Législatives : Marine Le Pen investit un élu UMP dans l'Ain
Olivier Eyraud, conseiller général dans le canton de Reyrieux, avait accordé son parrainage à la présidentielle à la candidate FN.
Marine Le Pen a ainsi annoncé qu'aux législatives son Rassemblement bleu marine investirait dans l'Ain un conseiller général UMP qui lui avait accordé son parrainage à la présidentielle. Il s'agit d'Olivier Eyraud, élu du canton de Reyrieux, investi dans la 2e circonscription de l'Ain. Dans un communiqué publié dans la soirée, David-Xavier Weiss, secrétaire national de l'UMP, a "demandé que soit étudiée l'exclusion de l'UMP d'Olivier Eyraud". David-Xavier Weiss, qui avait dénoncé dès le 6 mai au soir la "stratégie plus que droitière" inspirée par Patrick Buisson pour la campagne de Nicolas Sarkozy, "souhaite que le cordon sanitaire entre la droite républicaine et l'extrême droite, qui existait sous Jacques Chirac et qui était l'ADN de l'UMP, soit au plus vite rétabli".
"Ni alliance, ni discussion, ni reprise du vocable du Front national ne peuvent être admises par des élus qui se réclament de l'UMP. Il y va de l'honneur de notre mouvement", souligne-t-il. Lundi soir, la présidente du FN a affirmé qu'"il y a des gens bien à l'UMP", en visant les "élus de terrain" et les électeurs, mais tout en soulignant que, "quand on est sincère, on quitte" ce parti. "Il y a énormément d'électeurs qui ne comprennent pas ce cordon sanitaire (entre l'UMP et le FN), dont ils ne voient pas quels sont les tenants et les aboutissants", a déclaré Marine Le Pen dans l'émission C'est à voussur France 5. Mais "je crois que, quand on est sincère, on quitte l'UMP, en fait", a-t-elle ajouté, renouvelant en quelque sorte son offre à des élus de la rejoindre.
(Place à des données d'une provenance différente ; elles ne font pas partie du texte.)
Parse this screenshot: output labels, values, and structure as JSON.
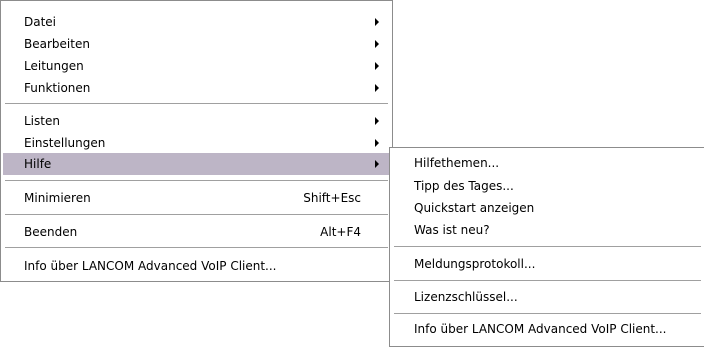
{
  "main_menu": {
    "items": [
      {
        "label": "Datei",
        "submenu": true
      },
      {
        "label": "Bearbeiten",
        "submenu": true
      },
      {
        "label": "Leitungen",
        "submenu": true
      },
      {
        "label": "Funktionen",
        "submenu": true
      },
      {
        "label": "Listen",
        "submenu": true
      },
      {
        "label": "Einstellungen",
        "submenu": true
      },
      {
        "label": "Hilfe",
        "submenu": true,
        "highlighted": true
      },
      {
        "label": "Minimieren",
        "shortcut": "Shift+Esc"
      },
      {
        "label": "Beenden",
        "shortcut": "Alt+F4"
      },
      {
        "label": "Info über LANCOM Advanced VoIP Client..."
      }
    ]
  },
  "help_submenu": {
    "items": [
      {
        "label": "Hilfethemen..."
      },
      {
        "label": "Tipp des Tages..."
      },
      {
        "label": "Quickstart anzeigen"
      },
      {
        "label": "Was ist neu?"
      },
      {
        "label": "Meldungsprotokoll..."
      },
      {
        "label": "Lizenzschlüssel..."
      },
      {
        "label": "Info über LANCOM Advanced VoIP Client..."
      }
    ]
  },
  "colors": {
    "highlight": "#bdb5c6",
    "border": "#8c8c8c",
    "separator": "#a0a0a0"
  }
}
Sur France 5, Marine Le Pen a ajouté qu'elle pensait que Maryse Joissains-Masini, la maire UMP d'Aix-en-Provence, "est sincère". Cette dernière a souligné ce week-end dans les colonnes de La Provence "avoir toujours défendu" les valeurs de Marine Le Pen. Aux législatives, a poursuivi Marine Le Pen, "nous verrons s'ils nous demandent de discuter avec nous" du côté de l'UMP. "Moi, je suis ouverte pour une discussion", mais "j'écarterai ceux qui m'apparaissent comme ayant les dents qui rayent le parquet et qui ne sont là que pour garder leur siège" et "je regarderai aussi ce qu'ils ont voté par le passé", a-t-elle ajouté. Marine Le Pen réfute toute idée d'accord au niveau national avec l'UMP, mais a ouvert la porte à des "discussions" au "cas par cas" lors des législatives, en précisant qu'elle s'adressait à des élus qui quitteraient l'UMP.